Sig sighed with the heaviness of the life we both had known. “Someone once said if a lion could talk we still could not understand him. There would be no words in our language he could use to express his lion-ness. Understanding a psychopath is like talking to a lion. They are untreatable because they’re unable to understand that they are different.
“Stinger, there are creatures that not even your priest can redeem.”
I agreed and made my decision.
Forty–four
Immediately after I disconnected from Sig, Jacquie called, as if she had been waiting in line. Cell phones have made confidential conversations so much easier. She was out of the house, wandering around Sears at the Tucson Mall, which sounded like a depressing thing for a rich woman to do. I told her I knew little more, only that Joe had apparently bragged to Mallory about playing the Choking Game.
“When?” she demanded. It was definitely a demanding kind of “when.” “When did he tell Mallory?”
“I don’t know. One day when he was over reading to Owen.”

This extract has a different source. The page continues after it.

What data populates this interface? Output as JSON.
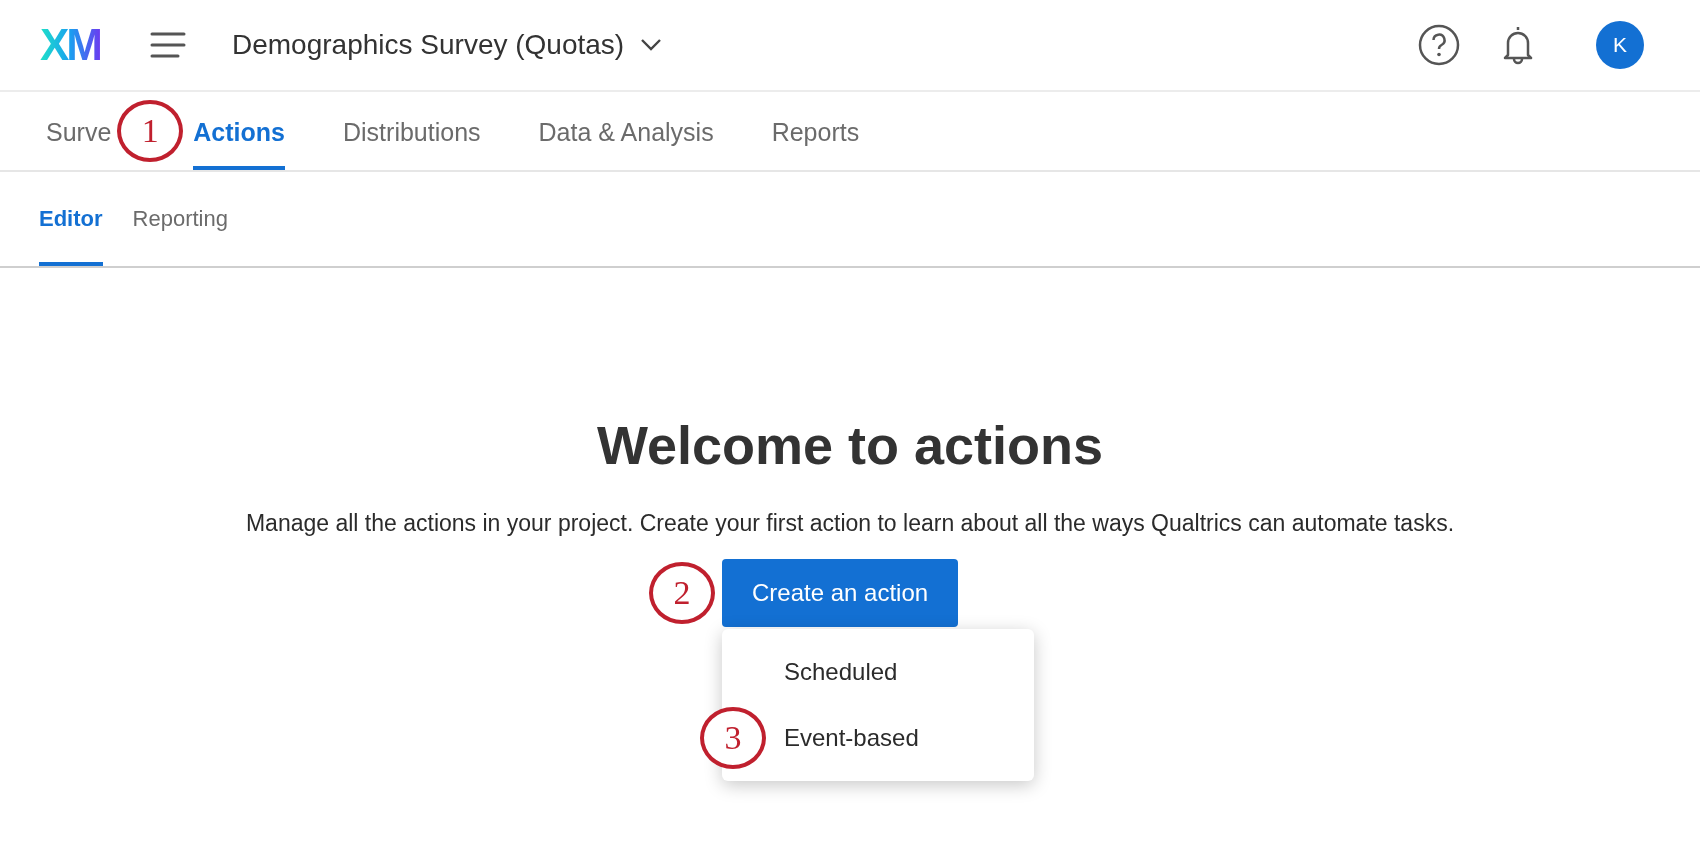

“I can’t believe Joe would have told Mallory something and not me.”
“Oh, you know how Mallory is.”
“No. I don’t. How is she?”
“She has a way of eliciting information. I’m sure Joe couldn’t help himself. Besides,” and here I tried to say it so Jacquie wouldn’t get upset, “at a certain age, children tend to start keeping secrets from their parents.”
“Not Joey. Not from me.” Her voice trembled like a woman who’d been cheated on, one part enraged and one part stricken. “I’ve been thinking. You said Joey had alcohol in his system when he died. Who do you think gave it to him?”
“There’s no way to tell that.”
“Do you think it was Mallory Hollinger?”
“No,” I said. “I’m certain she did not.”
“I’m going to go over there and ask her myself.” Something in her voice, something vengeful as that of a woman scorned, made me regret sharing the information with her.